The estimated construction cost per km of the Welsh Government’s recent A465 dualling contract is more than double that of other comparable current schemes in the UK.
The Government says the high cost is down to site conditions rather than its use of the Mutual Investment Model (MIM), a new form of Public Private Partnership.
For dualling schemes on the A30 Chiverton-Carland Cross in Cornwall, the A6 Dungiven-Drumahoe in Northern Ireland and the A9 Luncarty-Pass of Birnam in Scotland, cost per km ranges from £8.6m to £21.6m. Their average cost per km is £12.8m.
The A465 Dowlais-Hirwaun contract, awarded last autumn, has an estimated construction cost of £33.3m per km, 160% higher than the average for the schemes in England, Northern Ireland and Scotland.
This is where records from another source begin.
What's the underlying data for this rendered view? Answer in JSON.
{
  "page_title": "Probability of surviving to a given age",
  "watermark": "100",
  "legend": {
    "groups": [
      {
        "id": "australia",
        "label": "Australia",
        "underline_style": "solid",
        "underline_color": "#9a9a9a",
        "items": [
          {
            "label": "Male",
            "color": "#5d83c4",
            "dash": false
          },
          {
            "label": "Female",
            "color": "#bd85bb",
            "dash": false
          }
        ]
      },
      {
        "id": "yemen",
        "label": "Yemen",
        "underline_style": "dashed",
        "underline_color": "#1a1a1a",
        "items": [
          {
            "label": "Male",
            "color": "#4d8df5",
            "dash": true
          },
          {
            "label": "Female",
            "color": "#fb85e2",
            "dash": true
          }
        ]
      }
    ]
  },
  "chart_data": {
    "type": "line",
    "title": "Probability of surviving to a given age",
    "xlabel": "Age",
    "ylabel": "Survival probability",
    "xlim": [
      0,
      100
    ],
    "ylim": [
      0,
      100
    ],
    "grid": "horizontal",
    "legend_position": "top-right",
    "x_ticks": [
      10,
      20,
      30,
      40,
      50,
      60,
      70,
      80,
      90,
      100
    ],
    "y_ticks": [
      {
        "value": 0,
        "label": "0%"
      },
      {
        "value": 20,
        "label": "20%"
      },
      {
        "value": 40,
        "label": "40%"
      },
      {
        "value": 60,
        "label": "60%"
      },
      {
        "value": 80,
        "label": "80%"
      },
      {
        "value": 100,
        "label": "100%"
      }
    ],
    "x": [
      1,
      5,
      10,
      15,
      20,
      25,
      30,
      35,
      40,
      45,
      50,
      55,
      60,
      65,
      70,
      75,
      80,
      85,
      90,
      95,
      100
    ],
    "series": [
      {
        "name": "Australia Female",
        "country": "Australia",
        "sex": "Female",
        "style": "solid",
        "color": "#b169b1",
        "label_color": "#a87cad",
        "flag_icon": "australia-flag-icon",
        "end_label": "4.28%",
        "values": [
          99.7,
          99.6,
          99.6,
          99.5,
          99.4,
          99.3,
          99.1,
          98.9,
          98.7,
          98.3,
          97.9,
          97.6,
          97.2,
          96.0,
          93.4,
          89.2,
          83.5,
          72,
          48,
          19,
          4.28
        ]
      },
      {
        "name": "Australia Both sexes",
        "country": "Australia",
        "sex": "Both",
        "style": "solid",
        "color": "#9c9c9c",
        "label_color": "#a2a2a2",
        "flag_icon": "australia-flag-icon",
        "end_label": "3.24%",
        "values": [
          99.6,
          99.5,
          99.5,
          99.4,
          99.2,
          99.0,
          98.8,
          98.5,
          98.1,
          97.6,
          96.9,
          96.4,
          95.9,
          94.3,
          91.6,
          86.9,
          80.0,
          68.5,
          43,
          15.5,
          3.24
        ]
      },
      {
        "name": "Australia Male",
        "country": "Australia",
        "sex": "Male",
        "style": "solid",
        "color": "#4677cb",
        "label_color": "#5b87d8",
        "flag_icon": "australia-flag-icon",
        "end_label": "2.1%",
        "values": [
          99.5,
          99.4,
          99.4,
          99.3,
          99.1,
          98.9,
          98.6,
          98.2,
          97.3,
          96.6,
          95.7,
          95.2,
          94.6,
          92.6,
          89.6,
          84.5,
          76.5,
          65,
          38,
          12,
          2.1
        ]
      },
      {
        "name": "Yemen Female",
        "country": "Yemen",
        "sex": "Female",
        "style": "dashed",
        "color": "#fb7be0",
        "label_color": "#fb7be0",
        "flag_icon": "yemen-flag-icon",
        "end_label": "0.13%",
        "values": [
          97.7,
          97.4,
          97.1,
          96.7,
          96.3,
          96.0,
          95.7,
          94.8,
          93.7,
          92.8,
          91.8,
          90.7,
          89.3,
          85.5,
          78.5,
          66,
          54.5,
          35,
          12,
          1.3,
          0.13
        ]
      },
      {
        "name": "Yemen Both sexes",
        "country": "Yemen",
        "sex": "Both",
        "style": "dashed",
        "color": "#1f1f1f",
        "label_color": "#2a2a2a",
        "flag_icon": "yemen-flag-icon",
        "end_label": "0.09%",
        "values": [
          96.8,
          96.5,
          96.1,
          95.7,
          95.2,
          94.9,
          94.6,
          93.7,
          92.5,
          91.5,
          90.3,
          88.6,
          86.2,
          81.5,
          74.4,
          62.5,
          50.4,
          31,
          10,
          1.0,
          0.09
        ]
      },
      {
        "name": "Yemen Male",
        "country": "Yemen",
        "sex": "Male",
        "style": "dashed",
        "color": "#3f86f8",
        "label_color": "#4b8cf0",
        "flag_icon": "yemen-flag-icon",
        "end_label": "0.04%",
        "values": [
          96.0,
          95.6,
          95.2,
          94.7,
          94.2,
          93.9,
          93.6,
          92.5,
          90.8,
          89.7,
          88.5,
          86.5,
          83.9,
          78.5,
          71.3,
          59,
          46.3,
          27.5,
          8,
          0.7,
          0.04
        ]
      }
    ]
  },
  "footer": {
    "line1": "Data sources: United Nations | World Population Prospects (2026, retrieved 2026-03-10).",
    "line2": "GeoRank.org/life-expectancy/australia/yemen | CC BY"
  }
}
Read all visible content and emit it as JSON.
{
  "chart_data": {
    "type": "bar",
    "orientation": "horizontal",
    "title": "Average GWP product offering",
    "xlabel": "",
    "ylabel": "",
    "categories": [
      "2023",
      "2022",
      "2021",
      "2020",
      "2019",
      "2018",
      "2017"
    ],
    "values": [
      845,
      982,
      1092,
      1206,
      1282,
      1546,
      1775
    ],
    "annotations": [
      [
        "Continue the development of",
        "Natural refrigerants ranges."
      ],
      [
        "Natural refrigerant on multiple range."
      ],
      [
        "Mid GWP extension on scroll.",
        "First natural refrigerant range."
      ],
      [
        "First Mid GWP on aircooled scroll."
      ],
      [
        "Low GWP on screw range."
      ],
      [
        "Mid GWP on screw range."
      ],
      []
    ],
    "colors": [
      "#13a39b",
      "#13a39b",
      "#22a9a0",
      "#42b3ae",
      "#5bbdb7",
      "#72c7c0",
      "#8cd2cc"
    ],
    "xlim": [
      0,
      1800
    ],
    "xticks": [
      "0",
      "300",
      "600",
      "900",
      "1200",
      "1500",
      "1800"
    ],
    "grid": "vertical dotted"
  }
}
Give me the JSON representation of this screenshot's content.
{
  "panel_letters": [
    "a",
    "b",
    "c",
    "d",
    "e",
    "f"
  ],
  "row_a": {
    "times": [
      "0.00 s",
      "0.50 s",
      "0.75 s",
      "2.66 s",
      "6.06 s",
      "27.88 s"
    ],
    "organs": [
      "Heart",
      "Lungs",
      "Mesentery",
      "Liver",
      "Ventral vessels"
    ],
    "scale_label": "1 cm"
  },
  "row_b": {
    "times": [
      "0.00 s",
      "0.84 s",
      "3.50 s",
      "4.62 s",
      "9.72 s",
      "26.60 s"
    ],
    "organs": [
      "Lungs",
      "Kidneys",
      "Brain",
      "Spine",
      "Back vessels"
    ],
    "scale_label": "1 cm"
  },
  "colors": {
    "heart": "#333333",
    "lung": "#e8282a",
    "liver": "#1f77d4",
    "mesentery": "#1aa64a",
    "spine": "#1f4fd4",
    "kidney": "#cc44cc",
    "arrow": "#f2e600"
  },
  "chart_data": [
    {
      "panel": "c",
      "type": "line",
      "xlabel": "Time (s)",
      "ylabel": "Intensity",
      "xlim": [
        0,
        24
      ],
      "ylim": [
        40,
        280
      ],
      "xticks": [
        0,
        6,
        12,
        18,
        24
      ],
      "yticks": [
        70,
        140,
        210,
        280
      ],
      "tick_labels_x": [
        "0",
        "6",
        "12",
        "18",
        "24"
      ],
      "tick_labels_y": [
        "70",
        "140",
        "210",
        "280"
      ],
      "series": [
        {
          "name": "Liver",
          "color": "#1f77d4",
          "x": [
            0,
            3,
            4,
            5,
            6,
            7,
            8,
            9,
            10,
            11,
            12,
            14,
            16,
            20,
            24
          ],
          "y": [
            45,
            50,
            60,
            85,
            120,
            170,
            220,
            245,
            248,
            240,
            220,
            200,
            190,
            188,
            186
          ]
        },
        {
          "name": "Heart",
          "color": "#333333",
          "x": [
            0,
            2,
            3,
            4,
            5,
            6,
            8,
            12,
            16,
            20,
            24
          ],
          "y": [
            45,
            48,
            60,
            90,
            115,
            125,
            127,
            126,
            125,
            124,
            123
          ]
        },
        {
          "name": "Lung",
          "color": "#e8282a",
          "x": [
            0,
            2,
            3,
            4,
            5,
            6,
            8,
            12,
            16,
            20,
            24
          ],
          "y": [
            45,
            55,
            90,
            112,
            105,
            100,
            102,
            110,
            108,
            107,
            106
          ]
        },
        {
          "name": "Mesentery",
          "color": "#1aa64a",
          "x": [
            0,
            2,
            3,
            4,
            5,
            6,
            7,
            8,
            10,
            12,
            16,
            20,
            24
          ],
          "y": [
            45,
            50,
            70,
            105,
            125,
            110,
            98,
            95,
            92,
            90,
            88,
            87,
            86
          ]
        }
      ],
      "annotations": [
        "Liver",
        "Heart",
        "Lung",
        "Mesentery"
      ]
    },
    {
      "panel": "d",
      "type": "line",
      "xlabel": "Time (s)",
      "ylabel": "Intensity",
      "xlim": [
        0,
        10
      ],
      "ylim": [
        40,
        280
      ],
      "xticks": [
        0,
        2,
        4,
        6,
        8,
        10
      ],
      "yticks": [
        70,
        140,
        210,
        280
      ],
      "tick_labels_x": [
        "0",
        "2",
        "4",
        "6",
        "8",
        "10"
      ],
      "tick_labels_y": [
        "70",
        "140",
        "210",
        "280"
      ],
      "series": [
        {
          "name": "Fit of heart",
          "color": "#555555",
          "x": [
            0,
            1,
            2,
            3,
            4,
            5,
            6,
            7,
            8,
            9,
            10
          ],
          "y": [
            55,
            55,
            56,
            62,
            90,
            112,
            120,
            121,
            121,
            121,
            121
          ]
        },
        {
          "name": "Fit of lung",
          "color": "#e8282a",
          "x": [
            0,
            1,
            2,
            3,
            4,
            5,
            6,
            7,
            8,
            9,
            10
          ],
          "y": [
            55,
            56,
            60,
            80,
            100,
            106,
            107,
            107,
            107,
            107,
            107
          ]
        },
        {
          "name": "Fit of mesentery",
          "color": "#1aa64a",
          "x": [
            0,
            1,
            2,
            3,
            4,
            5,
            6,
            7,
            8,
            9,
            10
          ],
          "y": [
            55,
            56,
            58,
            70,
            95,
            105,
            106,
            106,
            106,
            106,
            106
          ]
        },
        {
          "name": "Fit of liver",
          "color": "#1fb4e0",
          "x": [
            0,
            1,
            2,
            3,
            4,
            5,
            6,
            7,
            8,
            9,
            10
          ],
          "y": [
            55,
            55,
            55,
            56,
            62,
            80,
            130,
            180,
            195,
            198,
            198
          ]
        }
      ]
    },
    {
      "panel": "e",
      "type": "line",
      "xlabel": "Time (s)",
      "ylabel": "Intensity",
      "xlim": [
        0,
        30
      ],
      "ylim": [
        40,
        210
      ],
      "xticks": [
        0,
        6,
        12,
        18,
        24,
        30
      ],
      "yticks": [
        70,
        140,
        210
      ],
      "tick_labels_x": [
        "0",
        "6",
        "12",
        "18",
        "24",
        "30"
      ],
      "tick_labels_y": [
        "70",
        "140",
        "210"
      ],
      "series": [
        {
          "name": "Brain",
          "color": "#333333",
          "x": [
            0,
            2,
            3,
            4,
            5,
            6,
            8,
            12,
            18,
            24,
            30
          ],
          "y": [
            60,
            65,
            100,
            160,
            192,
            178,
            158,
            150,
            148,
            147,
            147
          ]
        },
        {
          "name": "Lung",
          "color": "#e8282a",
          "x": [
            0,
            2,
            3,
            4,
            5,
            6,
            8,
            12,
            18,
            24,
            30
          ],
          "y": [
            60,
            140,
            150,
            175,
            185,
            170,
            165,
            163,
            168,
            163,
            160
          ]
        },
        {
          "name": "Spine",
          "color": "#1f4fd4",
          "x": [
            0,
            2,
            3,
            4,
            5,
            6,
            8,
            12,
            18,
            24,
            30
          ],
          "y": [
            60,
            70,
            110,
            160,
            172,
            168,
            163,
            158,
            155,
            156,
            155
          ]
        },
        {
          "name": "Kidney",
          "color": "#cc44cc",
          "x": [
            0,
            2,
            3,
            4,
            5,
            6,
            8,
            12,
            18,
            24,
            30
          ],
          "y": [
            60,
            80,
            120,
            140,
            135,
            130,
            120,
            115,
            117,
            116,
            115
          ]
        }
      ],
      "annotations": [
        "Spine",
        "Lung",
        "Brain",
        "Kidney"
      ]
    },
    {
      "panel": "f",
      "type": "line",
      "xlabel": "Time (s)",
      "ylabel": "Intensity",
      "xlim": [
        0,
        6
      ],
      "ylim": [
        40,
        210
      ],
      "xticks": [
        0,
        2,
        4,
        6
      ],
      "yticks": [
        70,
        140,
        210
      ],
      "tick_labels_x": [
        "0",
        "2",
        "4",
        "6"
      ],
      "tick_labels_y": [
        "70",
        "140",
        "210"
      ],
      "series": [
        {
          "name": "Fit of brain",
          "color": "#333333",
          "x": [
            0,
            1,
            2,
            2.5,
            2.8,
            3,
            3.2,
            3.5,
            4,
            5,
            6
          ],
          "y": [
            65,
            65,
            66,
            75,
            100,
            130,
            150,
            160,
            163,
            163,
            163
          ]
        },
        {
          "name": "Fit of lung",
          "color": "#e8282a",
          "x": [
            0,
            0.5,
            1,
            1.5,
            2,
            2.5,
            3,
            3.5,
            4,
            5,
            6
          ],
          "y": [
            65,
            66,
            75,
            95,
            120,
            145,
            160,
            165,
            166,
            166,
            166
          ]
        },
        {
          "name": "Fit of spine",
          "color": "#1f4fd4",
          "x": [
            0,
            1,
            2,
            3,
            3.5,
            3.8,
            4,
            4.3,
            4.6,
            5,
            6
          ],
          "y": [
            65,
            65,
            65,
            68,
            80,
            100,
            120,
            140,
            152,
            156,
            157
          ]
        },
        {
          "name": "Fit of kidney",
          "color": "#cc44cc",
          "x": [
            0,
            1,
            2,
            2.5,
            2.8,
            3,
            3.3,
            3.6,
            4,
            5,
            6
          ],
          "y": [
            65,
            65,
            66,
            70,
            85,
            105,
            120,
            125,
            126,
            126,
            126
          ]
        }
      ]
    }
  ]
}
The cost of the A465 Gilwern-Brynmawr dualling, where completion has been delayed by topographical and other complications, is even higher, at £41.5m per km.
The Dowlais-Hirwaun construction consortium will cover the scheme’s estimated £590m cost. After completion in 2025, it will operate the road for 30 years and receive annual service payments from the Government totalling £1.14bn, excluding VAT and inflation.
Asked whether the MIM had resulted in bidders including large risk allowances in cost estimates, a government spokesman said risk apportionment had formed a large part of discussions with bidders during procurement.
‘We are satisfied that using the MIM we have achieved optimum risk distribution and placed risk with the party best placed to manage it. The scope of site investigations undertaken was developed in conjunction with bidders, and findings were made available to them in developing their tenders.’
Asked what benchmarking was undertaken, he said: ‘Simple cost-per-kilometre comparisons between different schemes do not take into account the differences between the scope of each scheme and site conditions.’
Both of the current A465 dualling schemes were ‘significantly challenging and complex projects,' he added.